Christian grips the iron knuckles in his pocket and pulls them free. The metal is warm and his fingers slide perfectly into its rings.

The girl walks by and the youth follows and he lifts his arm to crack the youth in the back of the head, but before he can swing he feels the back of his own head explode with pain and the ground come up fast to meet his face.

As his vision fuzzes and fades he hears his girl scream. The scream echoes in his head as blackness surrounds.


When he wakes his head throbs and his stomach churns with the waves as the ocean lifts the huge galleon up and drops it down again. A man with a face filled with a red braided beard and tiny little seafoam colored eyes reaches for him. He wears the colors of a British sailor.

Each of his fingers are tattooed with a different naked woman.

He lifts Christian easily to his feet and beyond. As he dangles with just his toes touching the deck the bearded brut shakes him and demands, “work or sink. Choose!” then drops Christian and tosses a mop toward him.

Christian picks it up hoping he can escape at the next port.



On an FTX

The boy is a trained killer in woodland-camo, rip-sole jungle boots, a kevlar helmet and a scowl. He digs shovelfuls of wet sucking mud from a hole.

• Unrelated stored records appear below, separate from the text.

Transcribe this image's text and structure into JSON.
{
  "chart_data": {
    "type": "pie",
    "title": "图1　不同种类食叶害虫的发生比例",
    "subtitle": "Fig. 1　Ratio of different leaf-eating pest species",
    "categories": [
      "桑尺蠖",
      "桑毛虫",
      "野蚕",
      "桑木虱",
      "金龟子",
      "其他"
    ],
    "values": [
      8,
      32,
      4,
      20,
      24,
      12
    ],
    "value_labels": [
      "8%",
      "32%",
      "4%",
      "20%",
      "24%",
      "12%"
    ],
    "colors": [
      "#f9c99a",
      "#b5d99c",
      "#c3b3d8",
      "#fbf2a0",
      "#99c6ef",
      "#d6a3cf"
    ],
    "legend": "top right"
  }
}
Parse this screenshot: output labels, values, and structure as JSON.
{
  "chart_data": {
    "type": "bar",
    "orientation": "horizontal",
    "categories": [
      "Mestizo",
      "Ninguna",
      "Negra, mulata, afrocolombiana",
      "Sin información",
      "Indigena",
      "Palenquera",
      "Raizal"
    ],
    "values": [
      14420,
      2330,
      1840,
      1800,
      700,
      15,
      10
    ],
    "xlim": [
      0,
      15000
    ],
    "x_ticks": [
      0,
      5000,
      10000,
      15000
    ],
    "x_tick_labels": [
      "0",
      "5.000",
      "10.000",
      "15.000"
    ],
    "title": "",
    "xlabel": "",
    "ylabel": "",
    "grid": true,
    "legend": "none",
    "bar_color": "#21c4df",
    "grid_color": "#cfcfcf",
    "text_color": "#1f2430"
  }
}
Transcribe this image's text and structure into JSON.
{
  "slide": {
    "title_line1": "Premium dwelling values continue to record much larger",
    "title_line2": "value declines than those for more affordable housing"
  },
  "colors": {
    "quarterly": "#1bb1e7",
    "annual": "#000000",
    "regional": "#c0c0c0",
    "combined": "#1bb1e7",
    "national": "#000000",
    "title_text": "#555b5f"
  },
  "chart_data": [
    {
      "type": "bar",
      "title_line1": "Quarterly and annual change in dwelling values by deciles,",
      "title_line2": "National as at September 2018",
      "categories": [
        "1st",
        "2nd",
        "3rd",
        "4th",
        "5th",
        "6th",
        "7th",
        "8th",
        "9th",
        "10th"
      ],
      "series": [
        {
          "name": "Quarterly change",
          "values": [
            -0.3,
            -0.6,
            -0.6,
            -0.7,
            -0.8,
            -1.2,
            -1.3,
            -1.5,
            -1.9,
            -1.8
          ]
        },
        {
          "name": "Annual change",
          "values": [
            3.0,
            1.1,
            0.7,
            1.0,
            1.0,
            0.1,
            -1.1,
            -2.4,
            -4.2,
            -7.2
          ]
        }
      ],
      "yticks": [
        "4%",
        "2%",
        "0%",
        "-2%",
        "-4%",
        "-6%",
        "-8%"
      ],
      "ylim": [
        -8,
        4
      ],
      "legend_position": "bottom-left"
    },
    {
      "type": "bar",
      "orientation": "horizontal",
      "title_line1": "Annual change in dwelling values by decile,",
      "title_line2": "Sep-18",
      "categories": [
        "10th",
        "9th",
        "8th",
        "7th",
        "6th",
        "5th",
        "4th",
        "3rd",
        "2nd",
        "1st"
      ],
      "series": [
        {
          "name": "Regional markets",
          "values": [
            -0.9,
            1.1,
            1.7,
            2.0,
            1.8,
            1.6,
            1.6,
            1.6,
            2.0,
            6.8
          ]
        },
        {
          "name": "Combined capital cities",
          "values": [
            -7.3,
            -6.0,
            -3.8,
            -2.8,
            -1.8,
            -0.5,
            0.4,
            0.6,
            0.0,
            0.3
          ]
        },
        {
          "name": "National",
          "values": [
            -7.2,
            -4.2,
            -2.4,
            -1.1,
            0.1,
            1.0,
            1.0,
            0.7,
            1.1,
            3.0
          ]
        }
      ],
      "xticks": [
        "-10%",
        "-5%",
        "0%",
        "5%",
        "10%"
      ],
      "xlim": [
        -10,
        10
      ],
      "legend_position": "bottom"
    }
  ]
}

Drenched and miserable, he is sick as fuck of the army and all its machinations.

The hole is for a sixty-caliber machine gun that will be aimed at an empty field. Once dug a soldier will be in this hole ready to provide suppressive fire at an enemy force that may attempt to breach the perimeter.

Fake war bullshit.

The LT arrives to study the boy’s efforts and Leavenworth stops being a deterrent.